En matière de performances économiques, le commerce conserve cependant en Belgique un niveau de la productivité supérieur à celui de la plupart des autres pays européens et même à celui des États-Unis. Toutefois, contrairement à ce que l’on observe dans d'autres branches, cette position favorable s'est érodée au cours des dix dernières années. Il apparaît que la difficulté principale de la Belgique réside dans son incapacité à améliorer l'efficacité des facteurs de production. Ceux ci sont pourtant abondants, comme en témoigne l'intensité capitalistique élevée, et de haute qualité, notamment par le niveau de qualification de la main d'œuvre. La faiblesse des gains de productivité pourrait peser sur la compétitivité globale du secteur de la distribution en Belgique et, associée à la plus grande ouverture internationale que pourrait induire la transposition de la directive Services à la fin de l'année 2009, peser sur son développement.

Par rapport à la situation des pays proches, on ne constate pas d'anomalies frappantes en matière de concurrence en Belgique. En ce qui concerne sa structure, le commerce de détail alimentaire non spécialisé est caractérisé par un nombre croissant de grands magasins et de hard discounters alors que les produits de marques génériques occupent une part de marché importante. Par ailleurs, malgré des indicateurs globaux indiquant une certaine concentration au niveau national, la concurrence locale - évaluée par une approche originale appliquée sur des données détaillées d'implantations - semble relativement forte. Ceci s'explique sans doute essentiellement par une forte densité de population, qui crée des marchés locaux suffisamment profonds pour accepter plusieurs concurrents.

En ce qui concerne le niveau des prix, les comparaisons internationales indiquent que les prix pratiqués par le secteur du commerce de détail sont plus élevés en Belgique que dans la zone euro et dans les trois pays voisins. On observe également une dégradation récente du différentiel des prix pratiqués dans les grandes surfaces en Belgique, en particulier par rapport aux prix pratiqués par les grandes surfaces allemandes et néerlandaises. L'évolution défavorable du coût salarial en Belgique, de même qu'un niveau plus élevé de mark-up, peut contribuer à expliquer l'évolution du différentiel de prix par rapport à l'Allemagne. La forte dégradation du différentiel des prix relevés dans les grandes surfaces entre la Belgique et les Pays-Bas s'explique en revanche par la guerre de prix qui a fait rage entre grands distributeurs néerlandais, d'octobre 2003 à décembre 2006.

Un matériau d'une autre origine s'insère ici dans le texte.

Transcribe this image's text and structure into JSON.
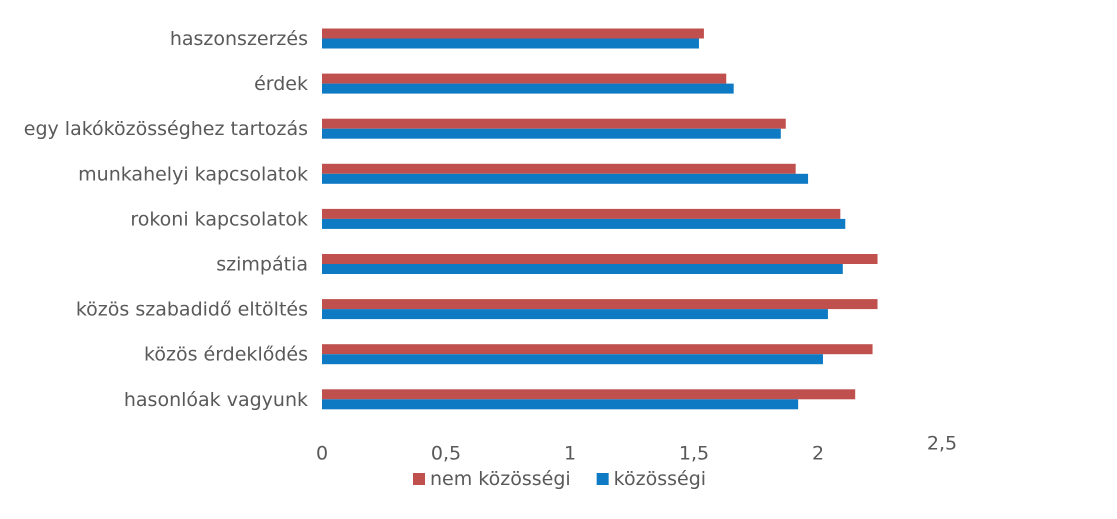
{
  "chart_data": {
    "type": "bar",
    "orientation": "horizontal",
    "categories": [
      "haszonszerzés",
      "érdek",
      "egy lakóközösséghez tartozás",
      "munkahelyi kapcsolatok",
      "rokoni kapcsolatok",
      "szimpátia",
      "közös szabadidő eltöltés",
      "közös érdeklődés",
      "hasonlóak vagyunk"
    ],
    "series": [
      {
        "name": "nem közösségi",
        "color": "#c0504d",
        "values": [
          1.54,
          1.63,
          1.87,
          1.91,
          2.09,
          2.24,
          2.24,
          2.22,
          2.15
        ]
      },
      {
        "name": "közösségi",
        "color": "#0e7ac4",
        "values": [
          1.52,
          1.66,
          1.85,
          1.96,
          2.11,
          2.1,
          2.04,
          2.02,
          1.92
        ]
      }
    ],
    "xlim": [
      0,
      2.5
    ],
    "x_ticks": [
      "0",
      "0,5",
      "1",
      "1,5",
      "2",
      "2,5"
    ],
    "grid": false,
    "legend_position": "bottom"
  }
}
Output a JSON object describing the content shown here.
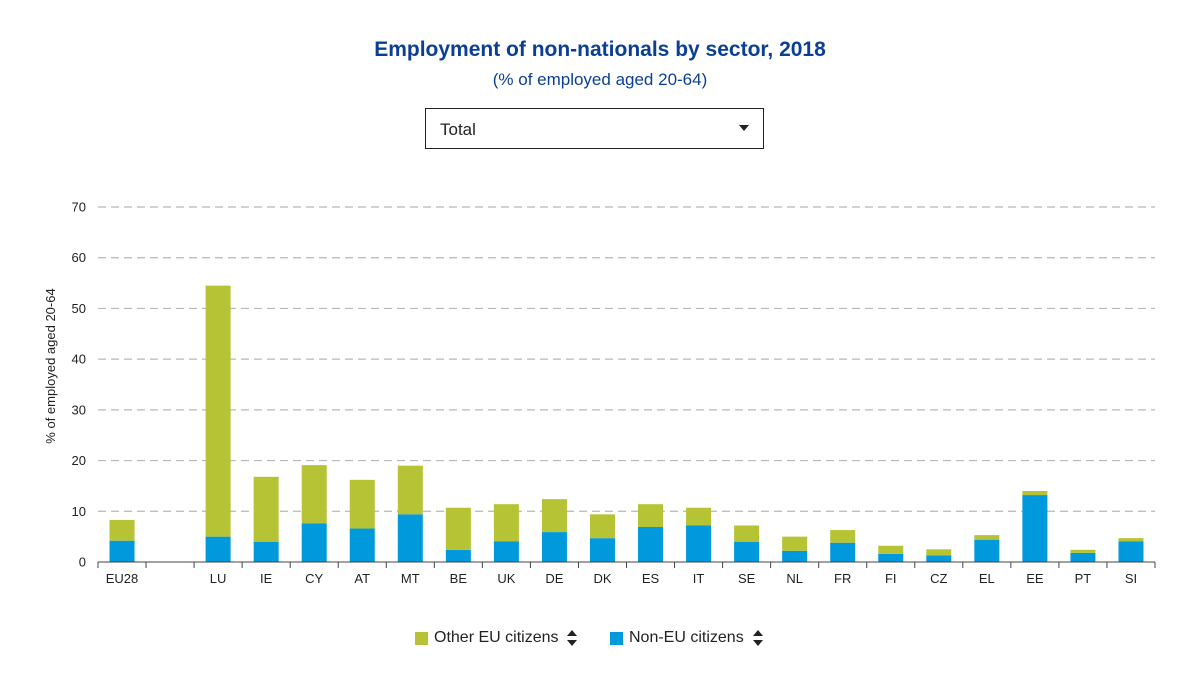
{
  "header": {
    "title": "Employment of non-nationals by sector, 2018",
    "subtitle": "(% of employed aged 20-64)"
  },
  "filter": {
    "selected": "Total"
  },
  "legend": {
    "items": [
      {
        "label": "Other EU citizens",
        "color": "#b5c334",
        "icon": "sort-icon"
      },
      {
        "label": "Non-EU citizens",
        "color": "#0099dc",
        "icon": "sort-icon"
      }
    ]
  },
  "chart_data": {
    "type": "bar",
    "stacked": true,
    "categories": [
      "EU28",
      "",
      "LU",
      "IE",
      "CY",
      "AT",
      "MT",
      "BE",
      "UK",
      "DE",
      "DK",
      "ES",
      "IT",
      "SE",
      "NL",
      "FR",
      "FI",
      "CZ",
      "EL",
      "EE",
      "PT",
      "SI"
    ],
    "series": [
      {
        "name": "Non-EU citizens",
        "color": "#0099dc",
        "values": [
          4.2,
          null,
          5.0,
          4.0,
          7.6,
          6.6,
          9.4,
          2.4,
          4.1,
          5.9,
          4.7,
          6.9,
          7.2,
          4.0,
          2.2,
          3.8,
          1.6,
          1.3,
          4.4,
          13.2,
          1.8,
          4.1
        ]
      },
      {
        "name": "Other EU citizens",
        "color": "#b5c334",
        "values": [
          4.1,
          null,
          49.5,
          12.8,
          11.5,
          9.6,
          9.6,
          8.3,
          7.3,
          6.5,
          4.7,
          4.5,
          3.5,
          3.2,
          2.8,
          2.5,
          1.6,
          1.2,
          0.9,
          0.8,
          0.6,
          0.6
        ]
      }
    ],
    "ylabel": "% of employed aged 20-64",
    "xlabel": "",
    "ylim": [
      0,
      70
    ],
    "yticks": [
      0,
      10,
      20,
      30,
      40,
      50,
      60,
      70
    ],
    "grid": true,
    "legend_position": "bottom-center"
  }
}
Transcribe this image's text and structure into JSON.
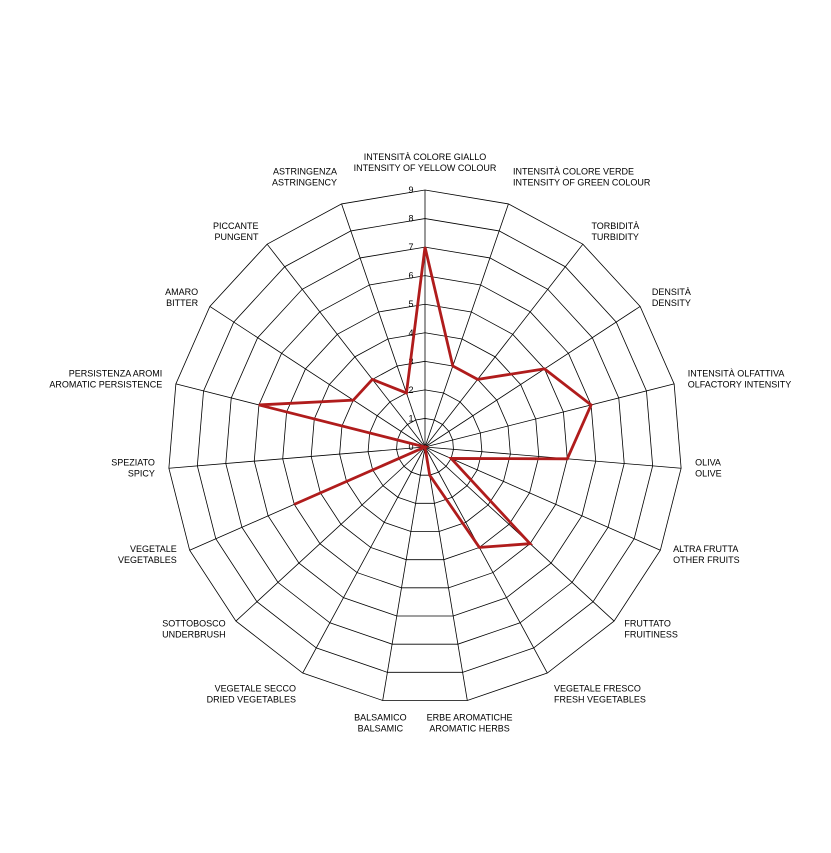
{
  "chart_data": {
    "type": "radar",
    "categories": [
      [
        "INTENSITÀ COLORE GIALLO",
        "INTENSITY OF YELLOW COLOUR"
      ],
      [
        "INTENSITÀ COLORE VERDE",
        "INTENSITY OF GREEN COLOUR"
      ],
      [
        "TORBIDITÀ",
        "TURBIDITY"
      ],
      [
        "DENSITÀ",
        "DENSITY"
      ],
      [
        "INTENSITÀ OLFATTIVA",
        "OLFACTORY INTENSITY"
      ],
      [
        "OLIVA",
        "OLIVE"
      ],
      [
        "ALTRA FRUTTA",
        "OTHER FRUITS"
      ],
      [
        "FRUTTATO",
        "FRUITINESS"
      ],
      [
        "VEGETALE FRESCO",
        "FRESH VEGETABLES"
      ],
      [
        "ERBE AROMATICHE",
        "AROMATIC HERBS"
      ],
      [
        "BALSAMICO",
        "BALSAMIC"
      ],
      [
        "VEGETALE SECCO",
        "DRIED VEGETABLES"
      ],
      [
        "SOTTOBOSCO",
        "UNDERBRUSH"
      ],
      [
        "VEGETALE",
        "VEGETABLES"
      ],
      [
        "SPEZIATO",
        "SPICY"
      ],
      [
        "PERSISTENZA AROMI",
        "AROMATIC PERSISTENCE"
      ],
      [
        "AMARO",
        "BITTER"
      ],
      [
        "PICCANTE",
        "PUNGENT"
      ],
      [
        "ASTRINGENZA",
        "ASTRINGENCY"
      ]
    ],
    "values": [
      7,
      3,
      3,
      5,
      6,
      5,
      1,
      5,
      4,
      1,
      0,
      0,
      0,
      5,
      0,
      6,
      3,
      3,
      2
    ],
    "color": "#b01c1c",
    "rlim": [
      0,
      9
    ],
    "rticks": [
      0,
      1,
      2,
      3,
      4,
      5,
      6,
      7,
      8,
      9
    ]
  }
}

Au total, il apparaît que l'influence réelle des réglementations spécifiques relatives au commerce sur l'efficience du secteur, sur le degré de concurrence et, in fine, sur le niveau des prix à la consommation doit être appréciée de manière nuancée. D'une part, une coordination et une simplification des nombreuses dispositions existantes permettrait sans doute d'obtenir les mêmes résultats en matière de protection des consommateurs, d'aménagement du territoire, ou d'autres objectifs sociétaux, tout en réduisant les barrières implicites à l'entrée de nouveaux acteurs qu'occasionne la multiplication des textes réglementaires. D'autre part, les performances du secteur de la distribution sont également influencées par les caractéristiques et les règles d'organisation générales de l'économie, en particulier, le fonctionnement général des marchés des produits et du travail ou l'esprit d'entreprise. Par ailleurs, la taille du marché, limite certainement les possibilités d'exploitation d'économies d'échelles, en particulier dans un marché européen qui demeure segmenté.